The best part is that, at least in this lockdown, you can meet up with one other person outside as long as you stick to social distancing rules. What does that mean for you lustful readers? You’ve guessed it, it’s time for sexually tense eye contact from afar! Perfect your Heathcliff style brooding and let that girl know that no, she shouldn’t marry that well-to-do gentleman (or at least choose him for her support bubble). (Rubym)
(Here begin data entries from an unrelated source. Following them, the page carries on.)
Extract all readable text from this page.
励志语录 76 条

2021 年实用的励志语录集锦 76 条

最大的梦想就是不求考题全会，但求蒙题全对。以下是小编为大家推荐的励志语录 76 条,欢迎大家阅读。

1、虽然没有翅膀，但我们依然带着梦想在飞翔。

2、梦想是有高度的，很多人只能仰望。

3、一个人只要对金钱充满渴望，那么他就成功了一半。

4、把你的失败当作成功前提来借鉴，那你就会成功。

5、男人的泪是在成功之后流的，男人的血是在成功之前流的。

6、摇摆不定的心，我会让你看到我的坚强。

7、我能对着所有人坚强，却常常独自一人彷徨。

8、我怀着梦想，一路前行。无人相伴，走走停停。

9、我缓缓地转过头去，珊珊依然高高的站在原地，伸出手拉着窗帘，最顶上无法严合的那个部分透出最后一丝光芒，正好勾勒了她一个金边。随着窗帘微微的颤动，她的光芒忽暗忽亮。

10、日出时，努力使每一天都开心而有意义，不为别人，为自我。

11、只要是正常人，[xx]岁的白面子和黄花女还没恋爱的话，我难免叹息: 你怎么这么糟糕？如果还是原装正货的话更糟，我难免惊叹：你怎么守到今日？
The library is a great idea too. My hometown library has been so sweet and kind to everyone. You go online, pick out your books, place a request, go by and pick them up. I’m looking forward to getting cozy in my warm house with an English Gothic, like Jane Eyre. I have a picture of sitting on the couch with the cat, hot tea nearby, a soft blanket, snow gently falling outside and swooning over Mr. Rochester. Yep Yep, it’s going to be a good winter. (Teresa Kindred)
Gay Times features Madeira and tracks down the island's
Jane Eyre connection.
Then I remembered Jane Eyre – the plainest of all the Janes – having a vague connection to Madeira, in between fending off bonkers Bertha and coming over all coy on the Yorkshire Moors. Fair dos to Charlotte Brontë, though, that was a cracking book. (Stephen Unwin)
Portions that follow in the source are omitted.